D. Clark Files

Regulatory T Cells Reduce Acute Lung Injury Fibroproliferation by Decreasing Fibrocyte Recruitment

Acute lung injury (ALI) causes significant morbidity and mortality. Fibroproliferation in ALI results in worse outcomes, but the mechanisms governing fibroproliferation remain poorly understood. Regulatory T cells (Tregs) are important in lung injury resolution. Their role in fibroproliferation is unknown. We sought to identify the role of Tregs in ALI fibroproliferation, using a murine model of lung injury. Wild-type (WT) and lymphocyte-deficient Rag-1(-/-) mice received intratracheal LPS. Fibroproliferation was characterized by histology and the measurement of lung collagen. Lung fibrocytes were measured by flow cytometry. To dissect the role of Tregs in fibroproliferation, Rag-1(-/-) mice received CD4(+)CD25(+) (Tregs) or CD4(+)CD25(-) Tcells (non-Tregs) at the time of LPS injury. To define the role of the chemokine (C-X-C motif) ligand 12 (CXCL12)-CXCR4 pathway in ALI fibroproliferation, Rag-1(-/-) mice were treated with the CXCR4 antagonist AMD3100 to block fibrocyte recruitment. WT and Rag-1(-/-) mice demonstrated significant collagen deposition on Day 3 after LPS. WT mice exhibited the clearance of collagen, but Rag-1(-/-) mice developed persistent fibrosis.
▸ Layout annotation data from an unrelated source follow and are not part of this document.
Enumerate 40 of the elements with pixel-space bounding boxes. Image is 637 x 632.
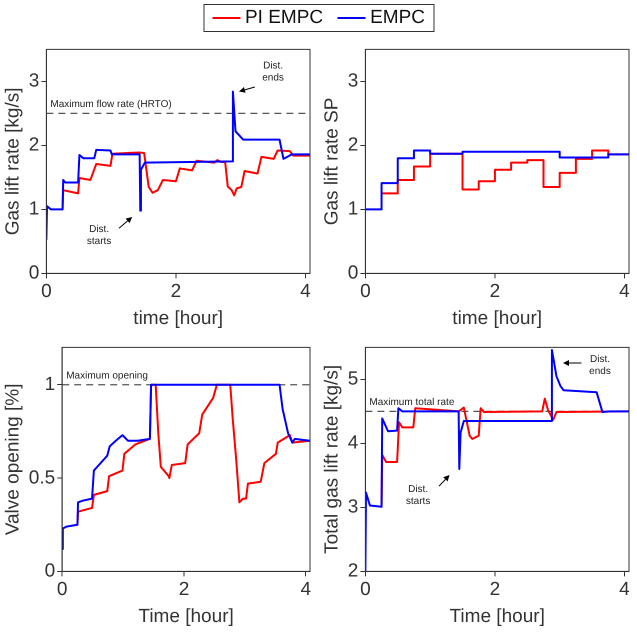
- annotation: Dist. starts: [86, 224, 112, 248]
- y-tick-label: 2: [348, 134, 358, 156]
- x-axis-title: time [hour]: [133, 308, 224, 329]
- y-tick-label: 1: [28, 198, 40, 220]
- annotation: Dist. starts: [406, 484, 430, 507]
- ref-line-label: Maximum opening: [66, 370, 148, 382]
- x-tick-label: 4: [619, 579, 630, 600]
- y-tick-label: 0: [44, 560, 56, 582]
- x-axis-title: Time [hour]: [449, 606, 545, 627]
- y-tick-label: 4: [348, 432, 359, 454]
- y-axis-title: Gas lift rate SP: [322, 98, 343, 226]
- legend-label: PI EMPC: [244, 7, 324, 29]
- x-tick-label: 2: [178, 579, 190, 600]
- y-tick-label: 2: [28, 134, 40, 156]
- x-tick-label: 2: [490, 579, 500, 600]
- y-tick-label: 0: [348, 262, 358, 284]
- y-tick-label: 5: [348, 368, 358, 390]
- y-axis-title: Valve opening [%]: [2, 384, 24, 536]
- x-tick-label: 2: [490, 281, 500, 302]
- y-axis-title: Gas lift rate [kg/s]: [2, 87, 24, 236]
- y-tick-label: 0: [28, 262, 40, 284]
- ref-line-label: Maximum flow rate (HRTO): [50, 99, 172, 110]
- y-tick-label: 2: [348, 560, 358, 582]
- x-axis-title: Time [hour]: [138, 606, 234, 627]
- ref-line-label: Maximum total rate: [369, 397, 455, 408]
- x-tick-label: 4: [619, 281, 630, 302]
- legend-label: EMPC: [369, 7, 426, 29]
- annotation: Dist. ends: [589, 354, 611, 378]
- x-tick-label: 4: [300, 579, 312, 600]
- annotation: Dist. ends: [262, 60, 284, 84]
- y-tick-label: 1: [44, 374, 56, 395]
- y-tick-label: 0.5: [28, 467, 56, 488]
- x-axis-title: time [hour]: [452, 308, 542, 329]
- y-tick-label: 3: [28, 70, 40, 92]
- x-tick-label: 2: [170, 281, 182, 302]
- y-tick-label: 3: [348, 70, 358, 92]
- y-tick-label: 3: [348, 496, 358, 518]
- x-tick-label: 4: [300, 281, 312, 302]
- y-axis-title: Total gas lift rate [kg/s]: [322, 364, 343, 554]
- y-tick-label: 1: [348, 198, 358, 220]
This fibrosis was mediated by the sustained epithelial expression of CXCL12 (or stromal cell-derived factor 1 [SDF-1]) that led to increased fibrocyte recruitment. The adoptive transfer of Tregs resolved fibroproliferation by decreasing CXCL12 expression and subsequent fibrocyte recruitment. Blockade of the CXCL12-CXCR4 axis with AMD3100 also decreased lung fibrocytes and fibroproliferation. These results indicate a central role for Tregs in the resolution of ALI fibroproliferation by reducing fibrocyte recruitment along the CXCL12-CXCR4 axis. A dissection of the role of Tregs in ALI fibroproliferation may inform the design of new therapeutic tools for patients with ALI.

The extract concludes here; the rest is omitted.